MICE  

Kejaksaan harus Kejar Aset Koruptor Jiwasraya di Luar Negeri

JAKSA eksekutor perlu mengeksekusi aset para terpidana kasus megakorupsi pada PT Asuransi Jiwasraya (persero) yang berada di luar negeri. Langkah ini untuk mengoptimalkan proses asset recovery atau pemulihan aset dari total kerugian keuangan negara sebesar Rp16,807 triliun.

Menurut anggota Dewan Pakar Masyarakat Pemantau Peradilan Indonesia, Fakultas Hukum, Universitas Indonesia, Yunus Husein, pihak kejaksaan dapat meminta bantuan Camden Asset Recovery Inter-agency Network (CARIN), jejaring internasional penegak hukum dalam bidang pelacakan aset.

“Bisa minta tolong agency to agency, kalau di kejaksaan ada kerja sama CARIN. Sudah dipakai belum untuk aset-aset di luar negeri?” katanya kepada Media Indonesia, Jumat (3/2).

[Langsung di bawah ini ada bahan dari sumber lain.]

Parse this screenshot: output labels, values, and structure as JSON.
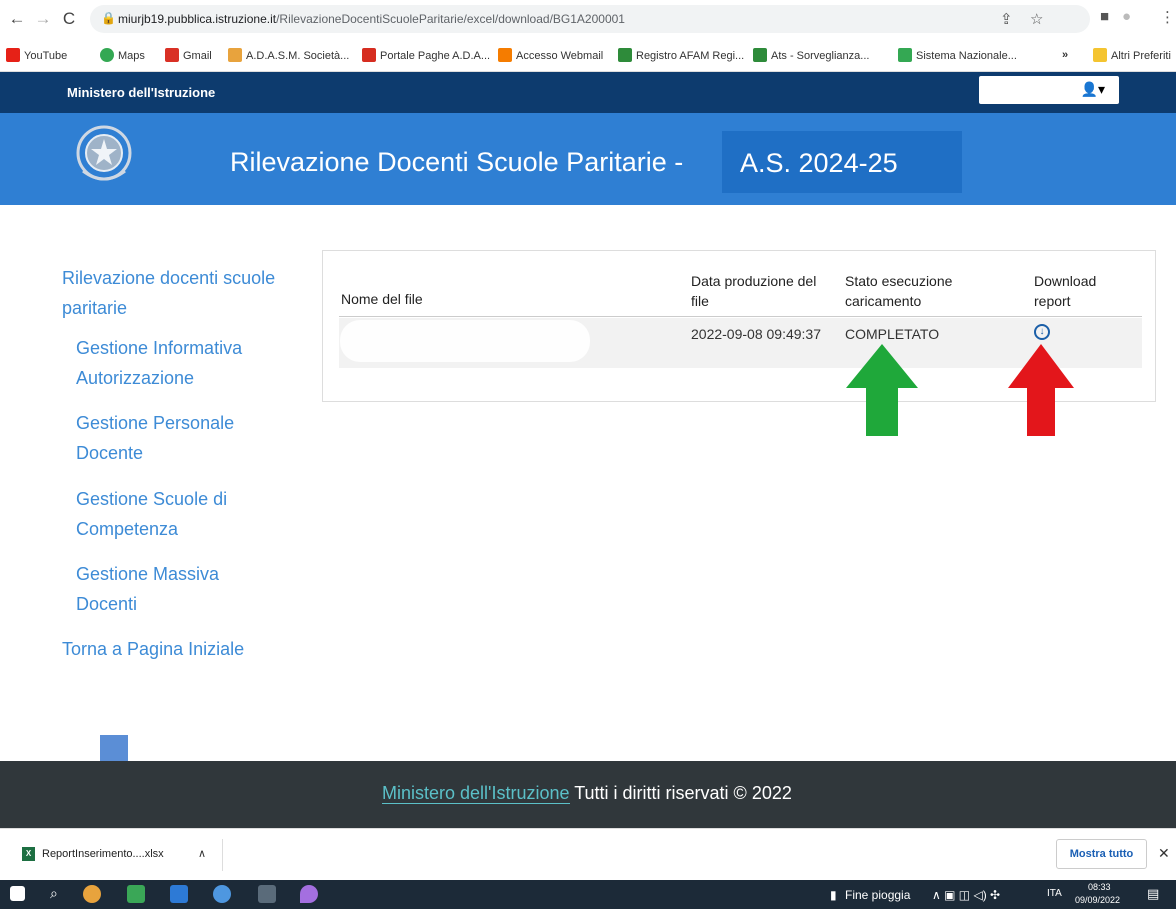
{
  "browser": {
    "url_host": "miurjb19.pubblica.istruzione.it",
    "url_path": "/RilevazioneDocentiScuoleParitarie/excel/download/BG1A200001",
    "bookmarks": [
      {
        "label": "YouTube",
        "color": "#e62117"
      },
      {
        "label": "Maps",
        "color": "#34a853"
      },
      {
        "label": "Gmail",
        "color": "#d93025"
      },
      {
        "label": "A.D.A.S.M. Società...",
        "color": "#e8a33d"
      },
      {
        "label": "Portale Paghe A.D.A...",
        "color": "#d62d20"
      },
      {
        "label": "Accesso Webmail",
        "color": "#f57c00"
      },
      {
        "label": "Registro AFAM Regi...",
        "color": "#2e8b3a"
      },
      {
        "label": "Ats - Sorveglianza...",
        "color": "#2e8b3a"
      },
      {
        "label": "Sistema Nazionale...",
        "color": "#34a853"
      }
    ],
    "more_bookmarks": "»",
    "other_favorites": "Altri Preferiti"
  },
  "header": {
    "ministry": "Ministero dell'Istruzione",
    "title": "Rilevazione Docenti Scuole Paritarie -",
    "year": "A.S. 2024-25",
    "user_icon": "user-icon"
  },
  "sidebar": {
    "items": [
      {
        "label": "Rilevazione docenti scuole paritarie"
      },
      {
        "label": "Gestione Informativa Autorizzazione"
      },
      {
        "label": "Gestione Personale Docente"
      },
      {
        "label": "Gestione Scuole di Competenza"
      },
      {
        "label": "Gestione Massiva Docenti"
      },
      {
        "label": "Torna a Pagina Iniziale"
      }
    ]
  },
  "table": {
    "columns": [
      "Nome del file",
      "Data produzione del file",
      "Stato esecuzione caricamento",
      "Download report"
    ],
    "rows": [
      {
        "name": "",
        "date": "2022-09-08 09:49:37",
        "status": "COMPLETATO",
        "download_icon": "download-icon"
      }
    ]
  },
  "annotations": {
    "green_arrow": "#1fa83a",
    "red_arrow": "#e3161b",
    "blue_arrow": "#5b8ed6"
  },
  "footer": {
    "link": "Ministero dell'Istruzione",
    "text": "Tutti i diritti riservati © 2022"
  },
  "download_bar": {
    "file": "ReportInserimento....xlsx",
    "show_all": "Mostra tutto",
    "close": "✕"
  },
  "taskbar": {
    "weather": "Fine pioggia",
    "lang": "ITA",
    "time": "08:33",
    "date": "09/09/2022"
  }
}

Selain itu, Yunus mengatakan bahwa pecalakan aset terpidana Jiwasraya perlu melibatkan Pusat Pelaporan dan Analisis Transaksi Keuangan (PPATK). Menurutnya, PPATK dapat membantu meminta informasi keberadaan aset-aset terpidana di luar negeri.

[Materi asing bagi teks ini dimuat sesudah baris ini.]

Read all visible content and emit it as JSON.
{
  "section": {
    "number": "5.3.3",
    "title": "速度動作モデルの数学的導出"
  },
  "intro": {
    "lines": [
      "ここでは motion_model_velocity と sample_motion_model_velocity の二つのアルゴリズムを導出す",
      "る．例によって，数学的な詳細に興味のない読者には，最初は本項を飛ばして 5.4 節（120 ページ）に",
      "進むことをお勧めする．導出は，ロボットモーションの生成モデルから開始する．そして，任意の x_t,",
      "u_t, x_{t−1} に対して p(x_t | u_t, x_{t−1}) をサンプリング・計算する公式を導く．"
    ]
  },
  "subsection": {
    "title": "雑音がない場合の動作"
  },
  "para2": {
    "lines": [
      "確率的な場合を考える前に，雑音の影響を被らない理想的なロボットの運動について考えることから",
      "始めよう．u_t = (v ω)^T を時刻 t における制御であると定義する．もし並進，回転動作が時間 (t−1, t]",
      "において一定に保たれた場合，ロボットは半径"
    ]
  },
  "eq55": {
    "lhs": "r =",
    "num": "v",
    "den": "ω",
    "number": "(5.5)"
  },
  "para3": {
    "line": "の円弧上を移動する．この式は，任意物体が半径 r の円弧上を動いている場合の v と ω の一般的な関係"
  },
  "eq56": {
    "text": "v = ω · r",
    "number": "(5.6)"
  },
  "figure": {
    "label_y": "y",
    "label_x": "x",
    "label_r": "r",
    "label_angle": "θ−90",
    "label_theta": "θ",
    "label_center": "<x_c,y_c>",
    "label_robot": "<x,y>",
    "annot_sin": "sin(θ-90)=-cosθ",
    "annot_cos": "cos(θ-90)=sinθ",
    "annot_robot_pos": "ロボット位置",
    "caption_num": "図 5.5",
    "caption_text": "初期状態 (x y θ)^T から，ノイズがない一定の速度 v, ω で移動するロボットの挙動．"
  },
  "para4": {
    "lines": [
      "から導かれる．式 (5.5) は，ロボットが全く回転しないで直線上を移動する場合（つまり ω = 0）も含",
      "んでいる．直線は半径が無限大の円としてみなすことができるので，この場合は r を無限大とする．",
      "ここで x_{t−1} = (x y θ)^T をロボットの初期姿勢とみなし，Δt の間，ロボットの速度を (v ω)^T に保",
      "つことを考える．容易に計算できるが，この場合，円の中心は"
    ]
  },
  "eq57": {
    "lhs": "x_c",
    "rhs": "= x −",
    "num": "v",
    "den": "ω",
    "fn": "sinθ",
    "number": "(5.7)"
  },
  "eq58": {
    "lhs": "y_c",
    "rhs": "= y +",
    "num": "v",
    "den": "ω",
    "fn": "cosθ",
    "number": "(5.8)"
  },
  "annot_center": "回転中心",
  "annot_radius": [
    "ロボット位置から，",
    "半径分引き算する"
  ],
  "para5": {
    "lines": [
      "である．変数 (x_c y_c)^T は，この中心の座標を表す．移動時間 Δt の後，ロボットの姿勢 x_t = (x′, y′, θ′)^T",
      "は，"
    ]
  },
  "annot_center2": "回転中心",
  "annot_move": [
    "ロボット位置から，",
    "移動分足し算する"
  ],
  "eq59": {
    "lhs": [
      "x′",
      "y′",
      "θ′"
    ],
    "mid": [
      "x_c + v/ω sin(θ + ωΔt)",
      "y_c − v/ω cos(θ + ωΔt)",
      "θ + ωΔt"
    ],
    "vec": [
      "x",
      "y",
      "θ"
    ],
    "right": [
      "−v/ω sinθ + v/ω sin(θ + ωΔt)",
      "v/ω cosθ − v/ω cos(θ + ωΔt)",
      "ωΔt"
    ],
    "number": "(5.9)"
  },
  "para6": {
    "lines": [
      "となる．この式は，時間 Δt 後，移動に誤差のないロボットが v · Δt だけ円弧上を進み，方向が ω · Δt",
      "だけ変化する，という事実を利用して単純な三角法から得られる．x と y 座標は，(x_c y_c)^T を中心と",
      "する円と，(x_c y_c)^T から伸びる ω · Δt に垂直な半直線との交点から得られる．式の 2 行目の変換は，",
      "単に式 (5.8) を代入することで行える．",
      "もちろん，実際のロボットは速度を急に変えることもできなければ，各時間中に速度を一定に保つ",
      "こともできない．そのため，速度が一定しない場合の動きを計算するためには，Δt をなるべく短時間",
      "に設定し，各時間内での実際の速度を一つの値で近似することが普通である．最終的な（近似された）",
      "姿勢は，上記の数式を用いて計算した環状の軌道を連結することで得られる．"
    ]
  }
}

“Saya khawatir belum (dilakukan), hanya yang di dalam negeri saja yang diaduk-aduk. Kalau cuma ngandelin (aset) dalam negeri saja, enggak banyak hasilnya,” ujar mantan Ketua PPATK itu.

Dunia internasional, sambung Yunus, turut menyoroti rendahnya asset recovery Indonesia dalam tindak pidana korupsi. Salah satunya adalah Financial Action Task Force (FATF) on Money Laundering, organisasi internasional yang memerangi pencucian uang.

Padahal, Indonesia sedang berupaya menjadi anggota penuh FATF. “Salah satu kritikan FATF ke Indonesia adalah, ‘You asset recovery-nya kecil, padahal korupsinya rankingnya tinggi’,” beber Yunus.

Terpisah, Kepala Pusat Pemulihan Aset (PPA) Kejaksaan Agung Sayaifudin Tagamal mengungkap, pihaknya telah menyetor penyelesaian barang rampasan kasus Jiwasraya sebesar Rp3,11 triliun. Angka itu dihimpun setelah perkara Jiwasraya inkrah atau berkekuatan hukum tetap, yakni sejak September 2021 sampai Januari 2023.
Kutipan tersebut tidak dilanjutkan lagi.